You are here
BRAMPTON, Ont. -- Citing short-term financial costs related to "one of the largest transformations in the company's history," Loblaw Cos. Ltd. here yesterday reported basic net earnings for the fourth quarter ended Dec. 31, 2005 of $201 million (US $175 million), or 73 cents (US 65 cents) per common share, compared with $337 million (US $294 million), or $1.23 (US $1.07) per common share, last year. On a year-to-date basis, basic net earnings declined to $746 million ($651 million), or $2.72 (US $2.37) per common share, from $968 million (US $845 million), or $3.53 (US $3.08) per common share, in the year-ago period.
As a result of its massive restructuring, which was spurred by Loblaw's desire to streamline operations, increase efficiency, strengthen its competitive position and remain the market leader among Canadian supermarket operators, the company experienced disruptions to its systems, supply chain, and general merchandise areas, leading to additional operating costs. The retailer, however, "is prepared to incur these short-term consequences in order to realize the long- term benefits associated with its strategic transformation."

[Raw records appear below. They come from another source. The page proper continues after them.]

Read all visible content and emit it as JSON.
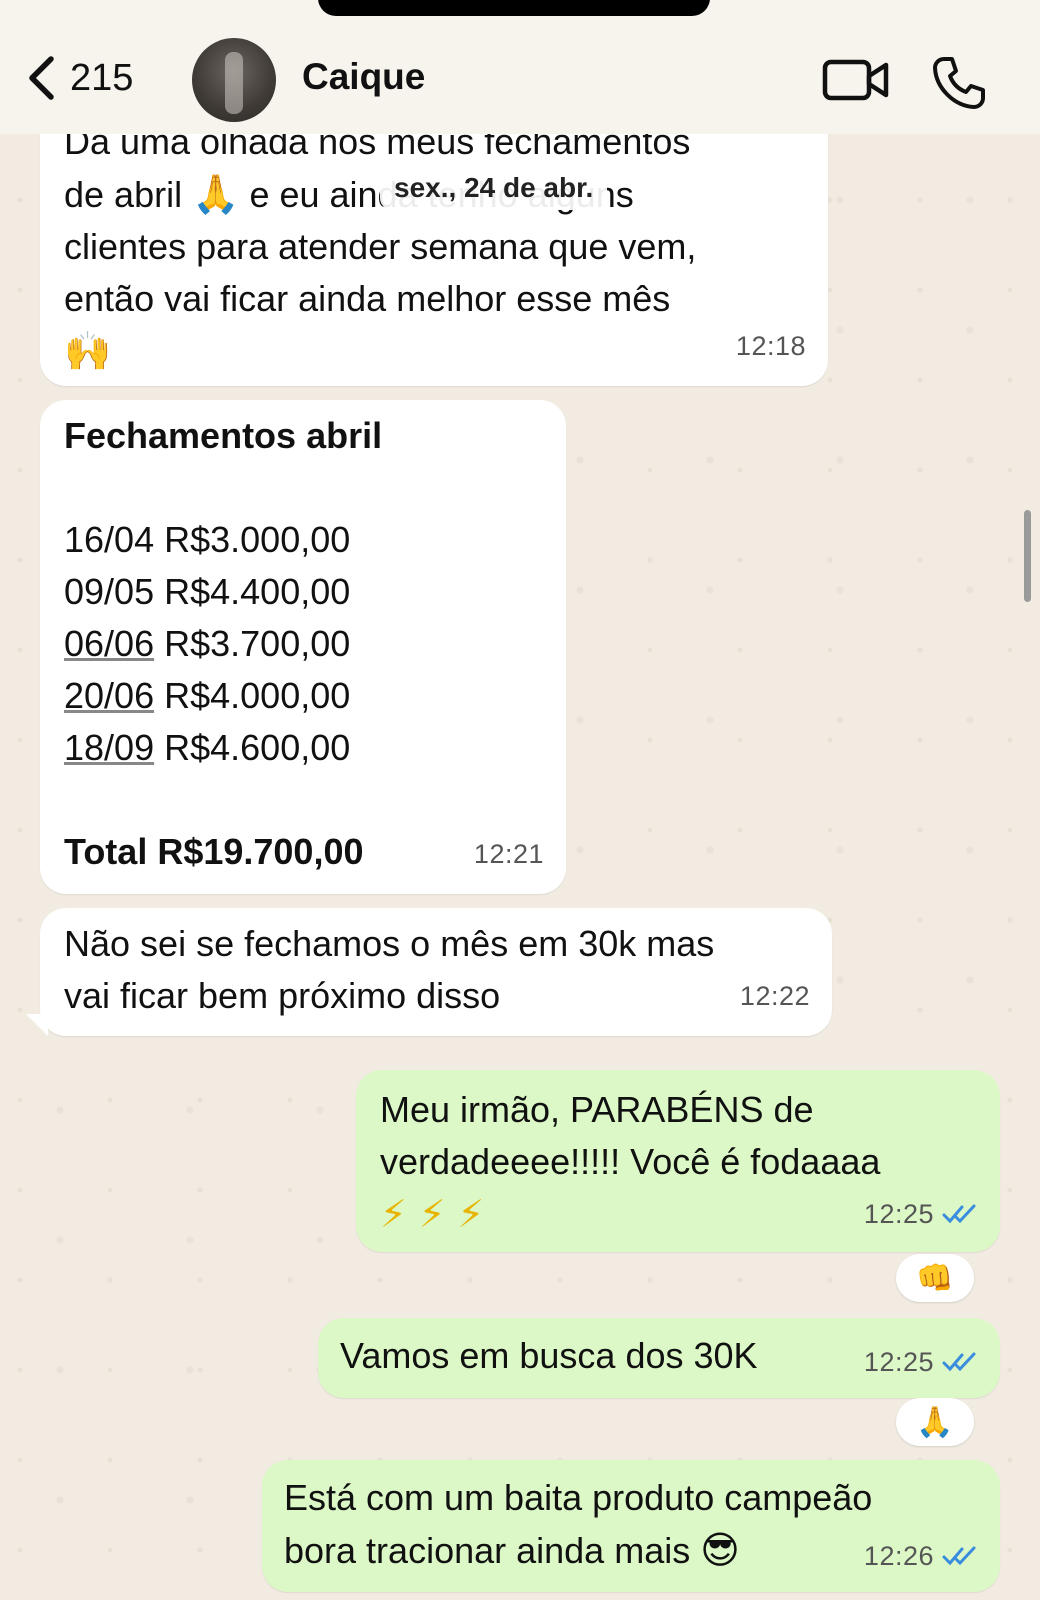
{
  "header": {
    "back_count": "215",
    "contact_name": "Caique",
    "icons": [
      "chevron-left-icon",
      "video-call-icon",
      "phone-icon"
    ]
  },
  "date_chip": "sex., 24 de abr.",
  "messages": {
    "m1": {
      "lines": [
        "Dá uma olhada nos meus fechamentos",
        "de abril",
        "e eu ainda tenho alguns",
        "clientes para atender semana que vem,",
        "então vai ficar ainda melhor esse mês"
      ],
      "emoji_pray": "🙏",
      "emoji_hands": "🙌",
      "time": "12:18"
    },
    "m2": {
      "title": "Fechamentos abril",
      "rows": [
        {
          "date": "16/04",
          "value": "R$3.000,00"
        },
        {
          "date": "09/05",
          "value": "R$4.400,00"
        },
        {
          "date": "06/06",
          "value": "R$3.700,00"
        },
        {
          "date": "20/06",
          "value": "R$4.000,00"
        },
        {
          "date": "18/09",
          "value": "R$4.600,00"
        }
      ],
      "total": "Total R$19.700,00",
      "time": "12:21"
    },
    "m3": {
      "lines": [
        "Não sei se fechamos o mês em 30k mas",
        "vai ficar bem próximo disso"
      ],
      "time": "12:22"
    },
    "m4": {
      "lines": [
        "Meu irmão, PARABÉNS de",
        "verdadeeee!!!!!  Você é fodaaaa"
      ],
      "emoji": "⚡ ⚡ ⚡",
      "time": "12:25",
      "reaction": "👊"
    },
    "m5": {
      "text": "Vamos em busca dos 30K",
      "time": "12:25",
      "reaction": "🙏"
    },
    "m6": {
      "lines": [
        "Está com um baita produto campeão",
        "bora tracionar ainda mais"
      ],
      "emoji": "😎",
      "time": "12:26"
    }
  },
  "colors": {
    "incoming_bubble": "#ffffff",
    "outgoing_bubble": "#dcf8c6",
    "read_ticks": "#3a8dde",
    "chat_background": "#f1ebe2"
  }
}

Loblaw anticipated that the adverse effect of its restructuring program would be absorbed by the end of the second quarter of 2006, including an anticipated decline in adjusted basic net earnings per common share in the first quarter of 2006 vs. the same period last year. The company said that adjusted basic net earnings per common share performance should improve during the second half of 2006. According to the retailer, it "remains confident that its strategic plan is appropriate given the increased competitive landscape."
Loblaw confirmed its previously announced anticipated sales growth for fiscal 2006, excluding variable interest entities, of 3 percent to 6 percent, while it expected growth in adjusted basic net earnings per common share to be from 4 percent to 7 percent.